Introduction to Agroforestry
Trees play a crucial role in almost all terrestrial ecosystems and provide a range of products and services to rural and urban people. As natural vegetation is cleared for agriculture and other types of development, the benefits that trees provide are best sustained by integrating trees into agriculturally productive landscapes a practice known as agroforestry.
Farmers have practised agroforestry for years. Agroforestry focuses on the wide range of working trees grown on farms and in rural landscapes. Among these are fetilizer trees for land regeneration, soil health and food security; fruit trees for nutrition; fodder trees that improve smallholder livestock production; timber and fuelwood trees for shelter and energy; medicinal trees to combat disease; and trees that produce gums, resins or latex products. Many of these trees are multipurpose, providing a range of benefits.
Proven impacts of agroforestry
- Reducing poverty through increased production of agroforestry products for home consumption and sale.
- Contributing to food security by restoring farm soil fertility for food crops and production of fruits, nuts and edible oils.

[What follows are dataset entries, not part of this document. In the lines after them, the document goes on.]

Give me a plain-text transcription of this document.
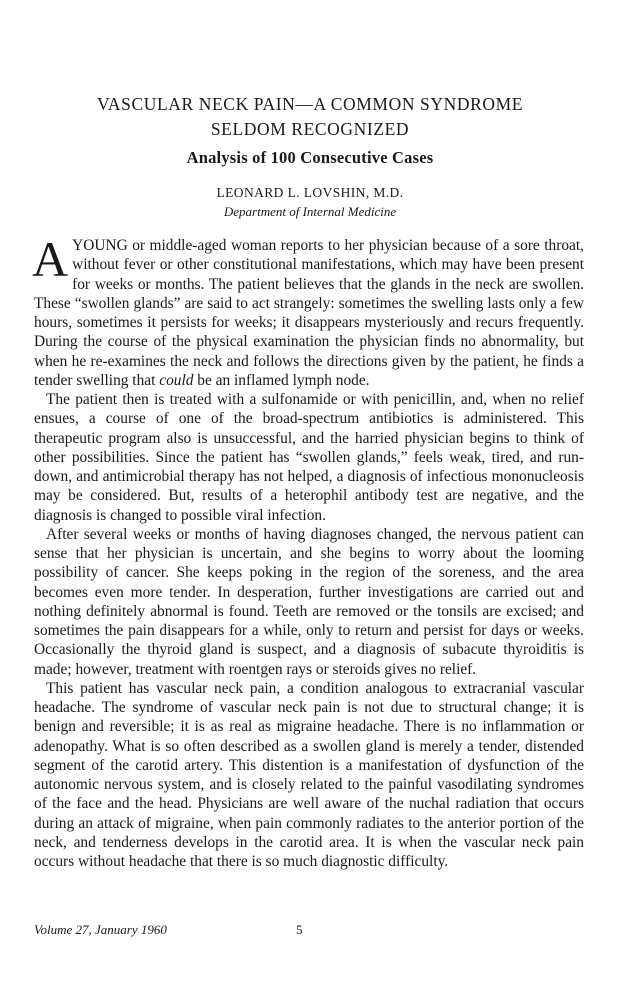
VASCULAR NECK PAIN—A COMMON SYNDROME
SELDOM RECOGNIZED
Analysis of 100 Consecutive Cases
LEONARD L. LOVSHIN, M.D.
Department of Internal Medicine

A YOUNG or middle-aged woman reports to her physician because of a sore throat, without fever or other constitutional manifestations, which may have been present for weeks or months. The patient believes that the glands in the neck are swollen. These “swollen glands” are said to act strangely: sometimes the swelling lasts only a few hours, sometimes it persists for weeks; it disappears mysteriously and recurs frequently. During the course of the physical examination the physician finds no abnormality, but when he re-examines the neck and follows the directions given by the patient, he finds a tender swelling that could be an inflamed lymph node.

The patient then is treated with a sulfonamide or with penicillin, and, when no relief ensues, a course of one of the broad-spectrum antibiotics is administered. This therapeutic program also is unsuccessful, and the harried physician begins to think of other possibilities. Since the patient has “swollen glands,” feels weak, tired, and run-down, and antimicrobial therapy has not helped, a diagnosis of infectious mononucleosis may be considered. But, results of a heterophil antibody test are negative, and the diagnosis is changed to possible viral infection.

After several weeks or months of having diagnoses changed, the nervous patient can sense that her physician is uncertain, and she begins to worry about the looming possibility of cancer. She keeps poking in the region of the soreness, and the area becomes even more tender. In desperation, further investigations are carried out and nothing definitely abnormal is found. Teeth are removed or the tonsils are excised; and sometimes the pain disappears for a while, only to return and persist for days or weeks. Occasionally the thyroid gland is suspect, and a diagnosis of subacute thyroiditis is made; however, treatment with roentgen rays or steroids gives no relief.

This patient has vascular neck pain, a condition analogous to extracranial vascular headache. The syndrome of vascular neck pain is not due to structural change; it is benign and reversible; it is as real as migraine headache. There is no inflammation or adenopathy. What is so often described as a swollen gland is merely a tender, distended segment of the carotid artery. This distention is a manifestation of dysfunction of the autonomic nervous system, and is closely related to the painful vasodilating syndromes of the face and the head. Physicians are well aware of the nuchal radiation that occurs during an attack of migraine, when pain commonly radiates to the anterior portion of the neck, and tenderness develops in the carotid area. It is when the vascular neck pain occurs without headache that there is so much diagnostic difficulty.

Volume 27, January 1960	5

- Ensuring, through negotiation support, a fairer deal for women farmers and other less-advantaged rural residents whose rights to land are insecure.
- Reducing deforestation and pressure on woodlands by providing fuelwood grown on farms.
- Increasing diversity of on-farm tree crops and tree cover to buffer farmers against the effects of global climate change.
- Improving nutrition to lessen the impacts of hunger and chronic illness associated with HIV/AIDS.
- Augmenting accessibility to medicinal trees, the main source of medication for 80% of Africas population.